Feeling a little stabby? Slay the Princess is a branching narrative game where you…slay the princess (pretty straightforward, don’t you think?) Developed by Black Tabby Games, Slay the Princess will have you slaying every possible princess there is to slay, and maybe more. Every playthrough is different, so find out how your story will take shape.
Slay the Princess uses a couple common themes: repetition, life/death, and a phony narrator. Each of these themes are heavily rooted in the progression of the game. When starting Slay the Princess up for the first time, you are welcomed by a tacky “Chapter 1” and a Narrator instructing you what’s happening in the scene. From the very beginning, you can be sly and silly, going against what the narrator says or asking absurd questions. The Narrator will reply back in their usual exhausted way and try to get you to stay focused.
Almost every reaction in Slay the Princess has branching dialog, unless you’ve completely run out of options or stalled long enough. When there is only a single option it feels like a relief, but you also feel jaded because it wasn’t the choice you really wanted to make. Choosing a dialog or action option is the only thing you can do in the game, but Slay the Princess offers it in an overwhelming amount. I want to see what each path leads to, or at least peak around the corner, but all the choices can make it difficult to assume their outcome (probably the point of it, honestly). What’s interesting is that even though there are some obviously bad choices, you can still make them, allowing you to tempt fate or act silly and stupid.
Going back to Slay the Princess’ themes; repetition is a heavy gameplay mechanic. Whenever you die or the princess dies, you start back at Chapter 1, presumably starting things all over again. Some points start you at Chapter 2, but you are still revived in the forest, the narrator unaware of your recent death. Once you get through the first couple of iterations of dying and restarting, you get an understanding of how the game’s branching system works.
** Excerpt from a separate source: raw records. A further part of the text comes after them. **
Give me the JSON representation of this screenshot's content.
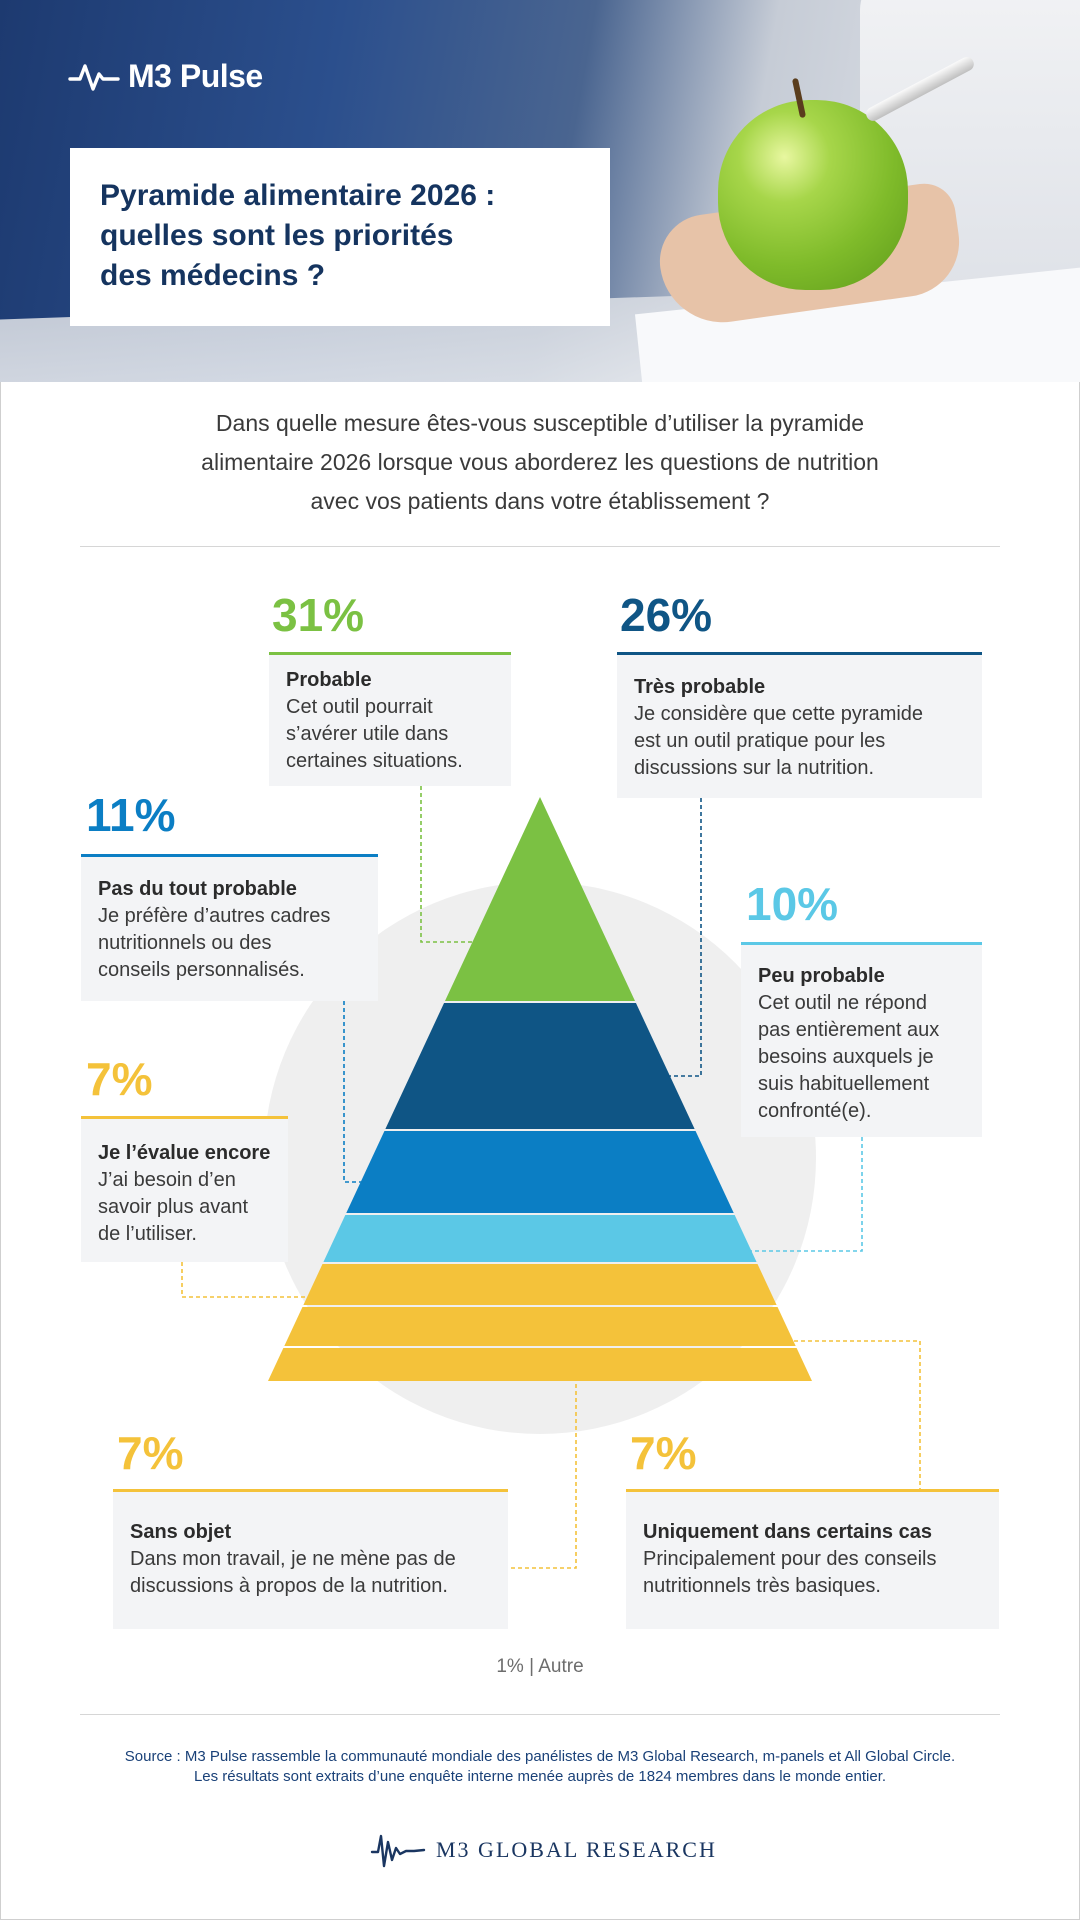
{
  "brand": {
    "name": "M3 Pulse",
    "icon": "pulse-wave-icon"
  },
  "title_lines": [
    "Pyramide alimentaire 2026 :",
    "quelles sont les priorités",
    "des médecins ?"
  ],
  "question_lines": [
    "Dans quelle mesure êtes-vous susceptible d’utiliser la pyramide",
    "alimentaire 2026 lorsque vous aborderez les questions de nutrition",
    "avec vos patients dans votre établissement ?"
  ],
  "chart_data": {
    "type": "pyramid",
    "unit": "%",
    "segments": [
      {
        "key": "probable",
        "value": 31,
        "pct_label": "31%",
        "label": "Probable",
        "description_lines": [
          "Cet outil pourrait",
          "s’avérer utile dans",
          "certaines situations."
        ],
        "color": "#7bc143"
      },
      {
        "key": "tres_probable",
        "value": 26,
        "pct_label": "26%",
        "label": "Très probable",
        "description_lines": [
          "Je considère que cette pyramide",
          "est un outil pratique pour les",
          "discussions sur la nutrition."
        ],
        "color": "#0f5585"
      },
      {
        "key": "pas_du_tout",
        "value": 11,
        "pct_label": "11%",
        "label": "Pas du tout probable",
        "description_lines": [
          "Je préfère d’autres cadres",
          "nutritionnels ou des",
          "conseils personnalisés."
        ],
        "color": "#0b7ec4"
      },
      {
        "key": "peu_probable",
        "value": 10,
        "pct_label": "10%",
        "label": "Peu probable",
        "description_lines": [
          "Cet outil ne répond",
          "pas entièrement aux",
          "besoins auxquels je",
          "suis habituellement",
          "confronté(e)."
        ],
        "color": "#5bc8e6"
      },
      {
        "key": "evalue_encore",
        "value": 7,
        "pct_label": "7%",
        "label": "Je l’évalue encore",
        "description_lines": [
          "J’ai besoin d’en",
          "savoir plus avant",
          "de l’utiliser."
        ],
        "color": "#f4c23a"
      },
      {
        "key": "certains_cas",
        "value": 7,
        "pct_label": "7%",
        "label": "Uniquement dans certains cas",
        "description_lines": [
          "Principalement pour des conseils",
          "nutritionnels très basiques."
        ],
        "color": "#f4c23a"
      },
      {
        "key": "sans_objet",
        "value": 7,
        "pct_label": "7%",
        "label": "Sans objet",
        "description_lines": [
          "Dans mon travail, je ne mène pas de",
          "discussions à propos de la nutrition."
        ],
        "color": "#f4c23a"
      }
    ],
    "other": {
      "value": 1,
      "label": "1% | Autre"
    }
  },
  "source_lines": [
    "Source : M3 Pulse rassemble la communauté mondiale des panélistes de M3 Global Research, m-panels et All Global Circle.",
    "Les résultats sont extraits d’une enquête interne menée auprès de 1824 membres dans le monde entier."
  ],
  "footer_brand": {
    "name": "M3 GLOBAL RESEARCH",
    "icon": "signal-wave-icon"
  }
}
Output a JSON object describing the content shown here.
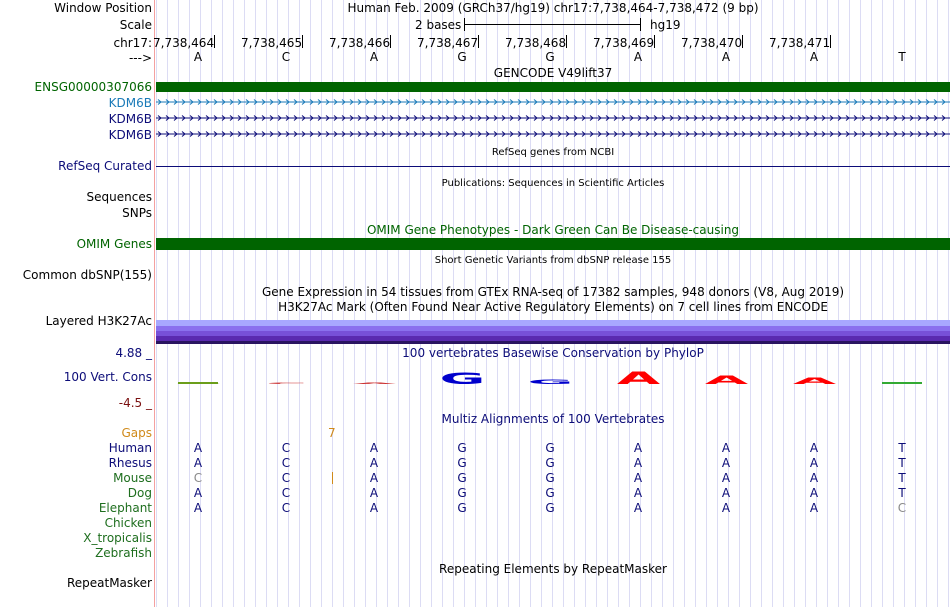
{
  "header": {
    "window_position_label": "Window Position",
    "window_position_text": "Human Feb. 2009 (GRCh37/hg19)   chr17:7,738,464-7,738,472 (9 bp)",
    "scale_label": "Scale",
    "scale_text": "2 bases",
    "assembly": "hg19",
    "chrom_label": "chr17:",
    "strand_label": "--->",
    "positions": [
      "7,738,464",
      "7,738,465",
      "7,738,466",
      "7,738,467",
      "7,738,468",
      "7,738,469",
      "7,738,470",
      "7,738,471"
    ],
    "bases": [
      "A",
      "C",
      "A",
      "G",
      "G",
      "A",
      "A",
      "A",
      "T"
    ]
  },
  "gencode": {
    "title": "GENCODE V49lift37",
    "ensg_label": "ENSG00000307066",
    "kdm_labels": [
      "KDM6B",
      "KDM6B",
      "KDM6B"
    ],
    "colors": {
      "dark_green": "#006400",
      "kdm_first": "#1a7ab8",
      "kdm": "#0c0c78"
    }
  },
  "refseq": {
    "title": "RefSeq genes from NCBI",
    "label": "RefSeq Curated"
  },
  "publications": {
    "title": "Publications: Sequences in Scientific Articles",
    "sequences_label": "Sequences",
    "snps_label": "SNPs"
  },
  "omim": {
    "title": "OMIM Gene Phenotypes - Dark Green Can Be Disease-causing",
    "label": "OMIM Genes"
  },
  "dbsnp": {
    "title": "Short Genetic Variants from dbSNP release 155",
    "label": "Common dbSNP(155)"
  },
  "gtex": {
    "title": "Gene Expression in 54 tissues from GTEx RNA-seq of 17382 samples, 948 donors (V8, Aug 2019)"
  },
  "h3k27ac": {
    "title": "H3K27Ac Mark (Often Found Near Active Regulatory Elements) on 7 cell lines from ENCODE",
    "label": "Layered H3K27Ac",
    "colors": [
      "#a8a8ff",
      "#8a70ee",
      "#7750d8",
      "#5a2ab0",
      "#2a1560"
    ]
  },
  "conservation": {
    "title": "100 vertebrates Basewise Conservation by PhyloP",
    "label": "100 Vert. Cons",
    "max_label": "4.88 _",
    "min_label": "-4.5 _",
    "logo_letters": [
      "A",
      "C",
      "A",
      "G",
      "G",
      "A",
      "A",
      "A",
      "T"
    ],
    "logo_colors": [
      "#6b9e1a",
      "#cc3333",
      "#cc3333",
      "#0000cc",
      "#0000cc",
      "#ff0000",
      "#ff0000",
      "#ff0000",
      "#33aa33"
    ]
  },
  "multiz": {
    "title": "Multiz Alignments of 100 Vertebrates",
    "gaps_label": "Gaps",
    "gap_value": "7",
    "species": [
      {
        "name": "Human",
        "bases": [
          "A",
          "C",
          "A",
          "G",
          "G",
          "A",
          "A",
          "A",
          "T"
        ]
      },
      {
        "name": "Rhesus",
        "bases": [
          "A",
          "C",
          "A",
          "G",
          "G",
          "A",
          "A",
          "A",
          "T"
        ]
      },
      {
        "name": "Mouse",
        "bases": [
          "C",
          "C",
          "A",
          "G",
          "G",
          "A",
          "A",
          "A",
          "T"
        ]
      },
      {
        "name": "Dog",
        "bases": [
          "A",
          "C",
          "A",
          "G",
          "G",
          "A",
          "A",
          "A",
          "T"
        ]
      },
      {
        "name": "Elephant",
        "bases": [
          "A",
          "C",
          "A",
          "G",
          "G",
          "A",
          "A",
          "A",
          "C"
        ]
      },
      {
        "name": "Chicken",
        "bases": []
      },
      {
        "name": "X_tropicalis",
        "bases": []
      },
      {
        "name": "Zebrafish",
        "bases": []
      }
    ],
    "colors": {
      "primate": "#0c0c78",
      "mammal": "#1e6e1e",
      "gaps": "#d08a1a",
      "mismatch": "#8a8a8a"
    }
  },
  "repeatmasker": {
    "title": "Repeating Elements by RepeatMasker",
    "label": "RepeatMasker"
  }
}
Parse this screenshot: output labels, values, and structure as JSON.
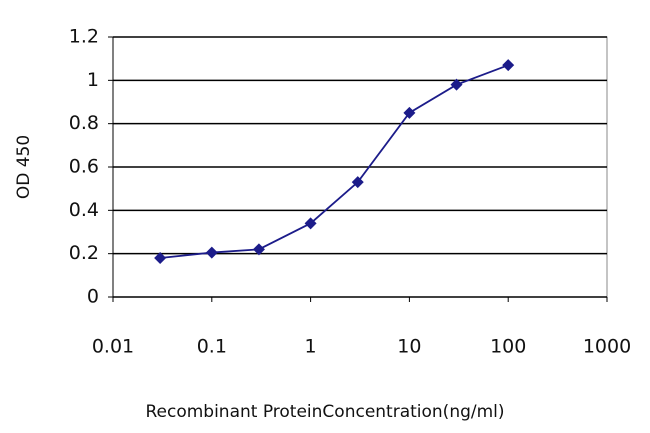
{
  "chart_data": {
    "type": "line",
    "x_label": "Recombinant ProteinConcentration(ng/ml)",
    "y_label": "OD 450",
    "x_log": true,
    "xlim": [
      0.01,
      1000
    ],
    "xticks": [
      0.01,
      0.1,
      1,
      10,
      100,
      1000
    ],
    "ylim": [
      0,
      1.2
    ],
    "yticks": [
      0,
      0.2,
      0.4,
      0.6,
      0.8,
      1,
      1.2
    ],
    "grid": true,
    "series": [
      {
        "color": "#1c1c8a",
        "x": [
          0.03,
          0.1,
          0.3,
          1,
          3,
          10,
          30,
          100
        ],
        "values": [
          0.18,
          0.205,
          0.22,
          0.34,
          0.53,
          0.85,
          0.98,
          1.07
        ]
      }
    ]
  }
}
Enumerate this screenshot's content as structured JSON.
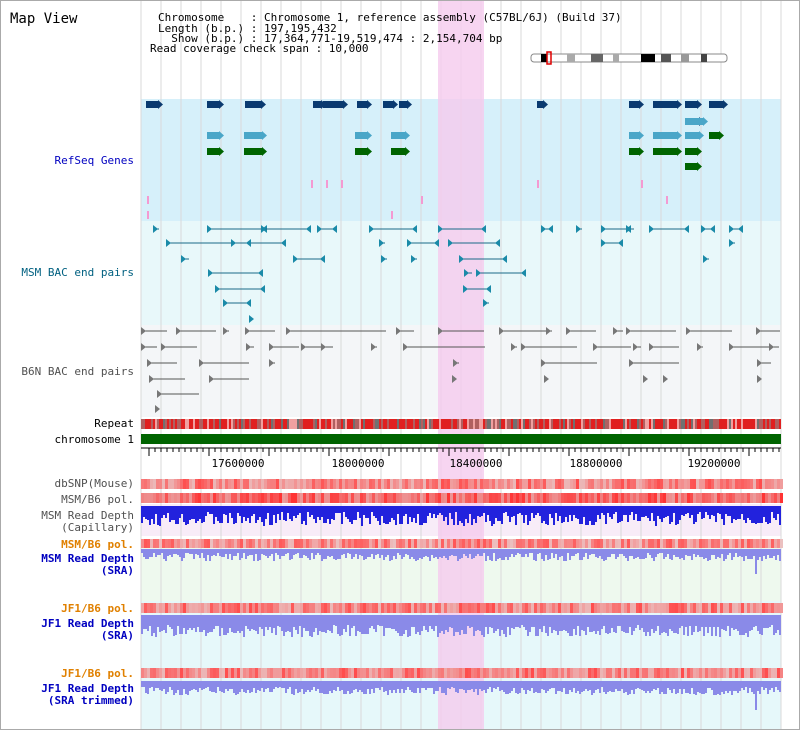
{
  "title": "Map View",
  "header": {
    "line1": "Chromosome    : Chromosome 1, reference assembly (C57BL/6J) (Build 37)",
    "line2": "Length (b.p.) : 197,195,432",
    "line3": "  Show (b.p.) : 17,364,771-19,519,474 : 2,154,704 bp",
    "line4": "Read coverage check span : 10,000"
  },
  "tracks": {
    "refseq": "RefSeq Genes",
    "msm_bac": "MSM BAC end pairs",
    "b6n_bac": "B6N BAC end pairs",
    "repeat": "Repeat",
    "chromosome": "chromosome 1",
    "dbsnp": "dbSNP(Mouse)",
    "msm_pol": "MSM/B6 pol.",
    "msm_depth_cap_1": "MSM Read Depth",
    "msm_depth_cap_2": "(Capillary)",
    "msm_pol2": "MSM/B6 pol.",
    "msm_depth_sra_1": "MSM Read Depth",
    "msm_depth_sra_2": "(SRA)",
    "jf1_pol": "JF1/B6 pol.",
    "jf1_depth_sra_1": "JF1 Read Depth",
    "jf1_depth_sra_2": "(SRA)",
    "jf1_pol2": "JF1/B6 pol.",
    "jf1_depth_trim_1": "JF1 Read Depth",
    "jf1_depth_trim_2": "(SRA trimmed)"
  },
  "axis": {
    "ticks": [
      "17600000",
      "18000000",
      "18400000",
      "18800000",
      "19200000"
    ]
  },
  "colors": {
    "refseq_bg": "#d6f0fa",
    "msm_bg": "#e8f8fa",
    "b6n_bg": "#f4f6f8",
    "highlight": "#f5d0ef",
    "chromosome": "#006400",
    "refseq_label": "#0000c0",
    "msm_label": "#006080",
    "b6n_label": "#505050",
    "pol_label": "#e08000",
    "depth_label": "#0000c0"
  }
}
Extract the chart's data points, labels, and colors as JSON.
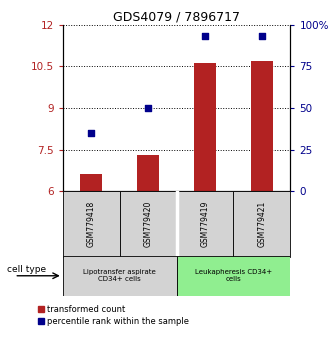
{
  "title": "GDS4079 / 7896717",
  "samples": [
    "GSM779418",
    "GSM779420",
    "GSM779419",
    "GSM779421"
  ],
  "bar_values": [
    6.63,
    7.32,
    10.62,
    10.68
  ],
  "percentile_values": [
    35,
    50,
    93,
    93
  ],
  "ylim_left": [
    6,
    12
  ],
  "ylim_right": [
    0,
    100
  ],
  "yticks_left": [
    6,
    7.5,
    9,
    10.5,
    12
  ],
  "yticks_right": [
    0,
    25,
    50,
    75,
    100
  ],
  "ytick_labels_left": [
    "6",
    "7.5",
    "9",
    "10.5",
    "12"
  ],
  "ytick_labels_right": [
    "0",
    "25",
    "50",
    "75",
    "100%"
  ],
  "bar_color": "#b22222",
  "dot_color": "#00008b",
  "group1_label": "Lipotransfer aspirate\nCD34+ cells",
  "group2_label": "Leukapheresis CD34+\ncells",
  "group1_color": "#d3d3d3",
  "group2_color": "#90ee90",
  "cell_type_label": "cell type",
  "legend_bar_label": "transformed count",
  "legend_dot_label": "percentile rank within the sample",
  "grid_color": "#000000"
}
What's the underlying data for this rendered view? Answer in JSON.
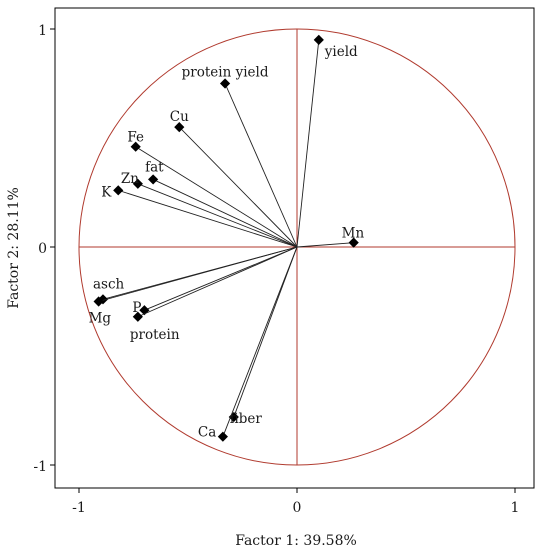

Whatever mood you put the princess in in the first chapter transforms her into the embodiment of that mood in the next. The narrative “bottlenecks” at obvious points, and immediately triggers a whole set of princesses over another. Just by taking the knife or leaving it on the table sets off a small chain reaction. I think the repetition makes Slay the Princess interesting to a point. The right balance is figuring out how many times going through the same process will start being more annoying than interesting. I personally felt like it had me play through one too many times. If there wasn’t a narrative after every time you killed a princess, prepping you for the next restart, then maybe it wouldn’t have felt as much of a chore as it did by the end.
While the dialog in Slay the Princess never felt campy or unnatural, it was definitely confusing. There are multiple voices in your head, telling you to do one thing or another to cloud your judgment. When a game is telling you how to feel a certain way (like if your character said “I’m cold,” or “I should see what’s happening”), it puts restrictions on the player they were not expecting, creating what is known as cognitive dissonance. When the player character is forced into thoughts and actions you don’t agree with, you start losing a sense of control and disassociate from the game. By the end of my playthrough I was making wild actions because I just stopped caring about what was happening. I finally slayed the last princess because I wanted the prolonged dialog conversation to end. While the repetition and dialog branching mechanics are nifty, Slay the Princess has a difficult time finding reason into why things are happening. It was obvious that the scenarios were thought of first before the entire story came to fruition. I think what made the narrative difficult to understand was that it was both ambiguous and the topic fell outside the realm of perception. Slay the Princess talks a lot about gods and alternate dimensions in a kind of general way that is hard to grasp. The world will end if we don’t kill the princess, but…not this world, that world already ended. What does “ending” even mean? The game would probably reply with something like “there is no ending, we are one and everything flowing at the same time.” A lot of hokey fluff, if you ask me. I ultimately got the feeling that Slay the Princess didn’t have a point at all.
For being a narrative game, there is no story. Sure, the actions were cool, but they were separate from each other, like the different worlds in a Mario game. Slay the Princess wanted to bind all these interactions together as one, but there was no narrative glue that made it cohesive. The art style was interesting, as it changed slightly for each princess. There were times when the scenery dissolved, creating some cool effects. Everything was mostly white or black besides the splatters of red blood. The choices were squished in the top right corner, making it difficult to scroll and choose between them. The audio was the shining star, however, with its gallons of sassy voice overs and large orchestral swells. The dynamic audio fit along to the choices you made as the environment warped around you.
In summary: Interesting actions and small story outcomes, but without a tangible narrative things got dull by the end. Interesting art choices even though the user interface needs some tlc. The audio was fantastic and could live on its own.